Yusra Khogali is co-founder of the “Black Lives Matter” movement in Canada and is considered to be the head of the national movement.
She calls herself a “black feminist, author, performance artist and public intellectual”, but in reality she is just a racist.
Confused, racist thesis: “Black Lives Matter” activist describes whites as genetic defects
For example, earlier Facebook posts by the Canadian BLM activist appeared on social media in July 2020, in which she described white skin as subhuman and whites as genetic defects.
She substantiates this racist thesis with confused theories about the skin pigment melanin.
Khogali denies humanity to whites
“Being white is not human” – with these words Khogali, who also co-founded a radical left-wing black student movement, introduces her post.
But she goes even further (corrected for spelling, grammar and readability): “ White skin is subhuman, and white people are a genetic defect of being black.” The whole thing is part of a downright racist and barely comprehensible pamphlet:
Award-winning racist thinks melanin is superhuman pigment
Then Khogali, who received an award from the city of Toronto for her work explains why whites are genetic defects and blacks are supermen.
She lists that the skin pigment melanin is a basis of life, is directly related to human fertility and ensures strong bones.
The nervous system and the human senses would also be strengthened by melanin, as well as intelligence, memory and creativity.

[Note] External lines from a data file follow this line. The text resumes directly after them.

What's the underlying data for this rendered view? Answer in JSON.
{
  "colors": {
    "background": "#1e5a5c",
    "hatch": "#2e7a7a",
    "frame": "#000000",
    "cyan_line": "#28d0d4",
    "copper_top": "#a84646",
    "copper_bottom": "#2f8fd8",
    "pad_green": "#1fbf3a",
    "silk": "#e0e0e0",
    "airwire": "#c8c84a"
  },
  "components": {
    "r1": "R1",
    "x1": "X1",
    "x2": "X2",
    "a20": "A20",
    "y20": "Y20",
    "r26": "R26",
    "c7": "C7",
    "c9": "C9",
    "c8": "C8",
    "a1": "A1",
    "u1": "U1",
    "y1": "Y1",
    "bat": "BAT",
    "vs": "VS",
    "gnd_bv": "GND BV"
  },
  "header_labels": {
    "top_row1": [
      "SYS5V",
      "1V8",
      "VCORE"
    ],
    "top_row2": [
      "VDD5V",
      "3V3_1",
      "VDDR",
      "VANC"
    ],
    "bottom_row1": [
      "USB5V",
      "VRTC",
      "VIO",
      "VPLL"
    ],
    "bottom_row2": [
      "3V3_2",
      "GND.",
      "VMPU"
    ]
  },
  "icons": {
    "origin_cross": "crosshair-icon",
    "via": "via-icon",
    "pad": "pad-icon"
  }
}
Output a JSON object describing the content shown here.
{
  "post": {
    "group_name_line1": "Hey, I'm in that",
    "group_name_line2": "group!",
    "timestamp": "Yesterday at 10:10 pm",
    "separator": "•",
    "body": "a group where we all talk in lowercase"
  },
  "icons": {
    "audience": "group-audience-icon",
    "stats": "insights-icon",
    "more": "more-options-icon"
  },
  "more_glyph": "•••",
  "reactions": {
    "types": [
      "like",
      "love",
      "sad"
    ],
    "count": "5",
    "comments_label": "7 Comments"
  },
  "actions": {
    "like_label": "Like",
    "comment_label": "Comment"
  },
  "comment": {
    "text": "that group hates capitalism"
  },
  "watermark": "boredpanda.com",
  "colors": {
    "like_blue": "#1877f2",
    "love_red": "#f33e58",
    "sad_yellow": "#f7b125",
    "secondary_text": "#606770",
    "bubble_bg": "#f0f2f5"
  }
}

“Black Lives Matter” co-founder imagines mass murder of whites
Since fair-skinned people usually have less melanin than dark-skinned people, the activist comes to the conclusion: “Whites need racism to ensure their survival. Black people could use their dominant genes to wipe out the white race if they had the power to do so!“
It is not the first time that Khogali has written publicly about her murderous fantasies. She had said on Twitter: “Please Allah, give me the strength not to kill these men and whites out there.”
After her statements became public, Khogali relativized her failures as ” idioms and rhetorical blossoms ” and described herself as “a person who calls for justice.”